The hearing, convened by the Senate Committee on Basic Education, revolved around Senate Bill (SB) 379, which is aimed at “strengthening the promotion and delivery of mental health services in basic education schools.”
The Department of Education's (DepEd) Assistant Secretary Dexter Galban, one of the resource1 persons invited by the committee, emphasized the need to ensure the mental wellness of students who have been forced out of their classrooms by the pandemic.
The separation from teachers and classmates and the social isolation of being confined to their homes have put a strain on the students' mental health, Galban said.
He pointed to the rise in the number of students who attempted to take their own lives as evidence of how the problem has grown.
DepEd data from 2021 showed that a total of 2,147 students had attempted suicide, and 404 actually took their own lives.
Galban said that “even one suicide case is too much.”
“This is an alarming rate that continues to go up, given the transition from face-to-face to online provided a strain on our learners,” he said.
The problem is global. A 2021 United Nations Children's Fund (Unicef) report estimated that 13 percent of adolescents — those between 10 and 19 years old — live with a diagnosed mental disorder, mainly from pandemic-induced stress and disruption in their lives.
Unicef reviewed the conditions of 130,000 children from 22 countries for the report.

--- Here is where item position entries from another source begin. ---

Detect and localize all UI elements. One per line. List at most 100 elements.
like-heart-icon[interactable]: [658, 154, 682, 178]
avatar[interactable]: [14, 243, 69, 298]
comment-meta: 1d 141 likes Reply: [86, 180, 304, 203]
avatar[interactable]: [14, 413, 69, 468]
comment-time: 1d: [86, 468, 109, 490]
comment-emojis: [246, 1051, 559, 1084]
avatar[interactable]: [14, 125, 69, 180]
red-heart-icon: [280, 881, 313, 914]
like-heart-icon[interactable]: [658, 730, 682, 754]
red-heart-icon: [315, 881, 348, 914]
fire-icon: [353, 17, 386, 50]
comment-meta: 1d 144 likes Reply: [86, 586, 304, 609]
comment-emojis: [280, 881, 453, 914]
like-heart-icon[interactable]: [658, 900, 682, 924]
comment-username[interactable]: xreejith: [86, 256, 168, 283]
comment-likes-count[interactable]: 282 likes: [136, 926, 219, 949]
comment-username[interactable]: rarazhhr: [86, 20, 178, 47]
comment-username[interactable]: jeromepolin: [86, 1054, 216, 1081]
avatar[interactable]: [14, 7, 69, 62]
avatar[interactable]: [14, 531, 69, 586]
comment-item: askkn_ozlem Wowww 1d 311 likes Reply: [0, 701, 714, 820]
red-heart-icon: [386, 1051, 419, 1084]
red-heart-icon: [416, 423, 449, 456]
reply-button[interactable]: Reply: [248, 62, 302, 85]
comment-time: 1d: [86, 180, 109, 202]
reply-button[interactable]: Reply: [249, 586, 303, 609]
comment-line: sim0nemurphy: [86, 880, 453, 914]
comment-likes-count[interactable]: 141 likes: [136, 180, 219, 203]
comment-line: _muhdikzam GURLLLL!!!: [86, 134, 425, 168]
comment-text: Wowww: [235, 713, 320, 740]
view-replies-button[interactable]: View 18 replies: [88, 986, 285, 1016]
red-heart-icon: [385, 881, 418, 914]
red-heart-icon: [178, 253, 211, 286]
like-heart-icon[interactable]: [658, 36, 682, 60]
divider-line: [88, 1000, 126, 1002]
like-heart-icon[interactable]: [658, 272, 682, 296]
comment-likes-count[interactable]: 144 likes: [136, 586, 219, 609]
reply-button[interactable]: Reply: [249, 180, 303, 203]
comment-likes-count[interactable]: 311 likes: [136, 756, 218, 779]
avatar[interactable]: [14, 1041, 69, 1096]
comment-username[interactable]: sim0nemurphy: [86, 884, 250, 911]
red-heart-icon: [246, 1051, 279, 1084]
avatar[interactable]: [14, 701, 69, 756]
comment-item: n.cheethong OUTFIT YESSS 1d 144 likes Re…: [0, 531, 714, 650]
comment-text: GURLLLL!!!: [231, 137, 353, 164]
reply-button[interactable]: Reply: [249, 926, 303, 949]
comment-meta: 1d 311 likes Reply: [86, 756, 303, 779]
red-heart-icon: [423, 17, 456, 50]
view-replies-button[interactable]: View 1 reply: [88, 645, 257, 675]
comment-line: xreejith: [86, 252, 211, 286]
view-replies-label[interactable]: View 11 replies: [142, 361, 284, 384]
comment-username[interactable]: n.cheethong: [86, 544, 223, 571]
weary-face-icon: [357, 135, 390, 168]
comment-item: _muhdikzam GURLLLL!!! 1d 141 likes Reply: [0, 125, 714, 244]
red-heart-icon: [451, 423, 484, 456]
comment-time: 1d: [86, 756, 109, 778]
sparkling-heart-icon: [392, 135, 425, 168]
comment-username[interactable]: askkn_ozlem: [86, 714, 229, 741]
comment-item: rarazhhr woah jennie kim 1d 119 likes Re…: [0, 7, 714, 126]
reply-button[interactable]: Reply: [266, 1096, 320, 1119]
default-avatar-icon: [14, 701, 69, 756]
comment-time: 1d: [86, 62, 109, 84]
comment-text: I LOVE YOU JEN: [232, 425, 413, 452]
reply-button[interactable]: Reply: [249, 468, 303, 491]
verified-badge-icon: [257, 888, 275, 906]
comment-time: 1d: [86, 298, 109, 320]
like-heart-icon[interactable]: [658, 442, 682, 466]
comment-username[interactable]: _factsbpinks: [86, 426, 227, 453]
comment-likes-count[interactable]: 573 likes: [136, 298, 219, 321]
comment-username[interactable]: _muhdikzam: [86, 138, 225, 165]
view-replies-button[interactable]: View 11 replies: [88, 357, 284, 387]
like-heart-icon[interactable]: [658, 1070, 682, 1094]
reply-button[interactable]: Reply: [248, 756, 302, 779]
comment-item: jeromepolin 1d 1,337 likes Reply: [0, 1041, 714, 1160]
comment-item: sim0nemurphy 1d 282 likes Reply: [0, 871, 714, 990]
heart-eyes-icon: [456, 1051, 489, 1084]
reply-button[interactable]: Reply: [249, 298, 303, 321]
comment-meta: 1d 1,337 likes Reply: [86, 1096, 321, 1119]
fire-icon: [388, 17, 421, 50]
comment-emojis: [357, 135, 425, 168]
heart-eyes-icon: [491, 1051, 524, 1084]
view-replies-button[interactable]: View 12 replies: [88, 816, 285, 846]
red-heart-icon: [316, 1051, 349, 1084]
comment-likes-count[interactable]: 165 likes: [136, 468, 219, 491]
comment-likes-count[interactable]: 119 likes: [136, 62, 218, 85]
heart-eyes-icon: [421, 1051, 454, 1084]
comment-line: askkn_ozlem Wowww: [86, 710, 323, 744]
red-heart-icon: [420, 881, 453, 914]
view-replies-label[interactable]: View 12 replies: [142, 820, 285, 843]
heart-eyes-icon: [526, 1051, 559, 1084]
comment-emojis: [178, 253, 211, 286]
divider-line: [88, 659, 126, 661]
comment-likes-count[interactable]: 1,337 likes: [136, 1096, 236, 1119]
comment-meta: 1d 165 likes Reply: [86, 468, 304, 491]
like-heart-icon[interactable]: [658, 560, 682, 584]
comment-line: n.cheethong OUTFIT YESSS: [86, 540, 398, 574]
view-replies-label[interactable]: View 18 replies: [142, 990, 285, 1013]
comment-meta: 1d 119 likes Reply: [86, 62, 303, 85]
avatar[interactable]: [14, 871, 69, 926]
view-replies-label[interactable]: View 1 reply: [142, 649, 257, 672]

A research consultant with Unicef who worked on the report said “government-imposed lockdowns, school closures and disruption of services (including mental health care) have led to increased reports of fear and stress, anxiety, depression, anger, irritability, inattention, alcohol/substance, along with irregular physical activity and sleep patterns.”
Among the report's key findings are that children living in poverty or in a lower socioeconomic status are at greater risk of stress and depression, and that family conflict amplifies the risk of mental distress among children and adolescents.
Galban told the Senate hearing that the DepEd had interventions in place for learners with mental health issues, chiefly guidance counseling. Unfortunately, there are not enough guidance counselors to handle the growing caseload.
In 2021, Galban said, 775,962 students sought advice from guidance counselors. But there are only 2,093 licensed guidance counselors in the country's 60,957 schools, he added.
“For a population group of 28 million, the ideal ratio is not hit. The recommended ratio is 1:250,” he said.
The DepEd has since improved the ratio to one counselor per 500 learners, but it's still not enough.
Positions for guidance counselors remain unfilled because the entry level salary of P27,000 is simply too low, Galban said.
The agency has been asking for a pay salary grade for guidance counselors, but the request has not been approved by the Department of Budget and Management.
SB 379 addresses the shortage of guidance counselors by establishing the Mental Health and Well-Being Program.
Under the program, a Mental Health and Well-Being Center will be set up in every school, staffed with guidance counselors and associates whose pay grade will be upgraded.
The measure also calls for schools offering teacher education courses to include subjects on mental health in their curriculum.
In the meantime, Sen. Sherwin Gatchalian, the chairman of the panel who also sponsored SB 379, is proposing that teachers be trained to detect the symptoms of depression or other forms of mental health issues in a student.
The return to the classroom environment does not mean that threats to the mental well-being of learners have waned. According to the Centers for Disease Control, mental disorders “are chronic health conditions — conditions that last a long time and often don't go away completely — that can continue through the lifespan.”
“Without early diagnosis and treatment, children with mental disorders can have problems at home, in school, and in forming friendships,” the agency said.
Because it could leave deep and often hidden emotional scars, mental distress among schoolchildren is a problem that we cannot afford to overlook.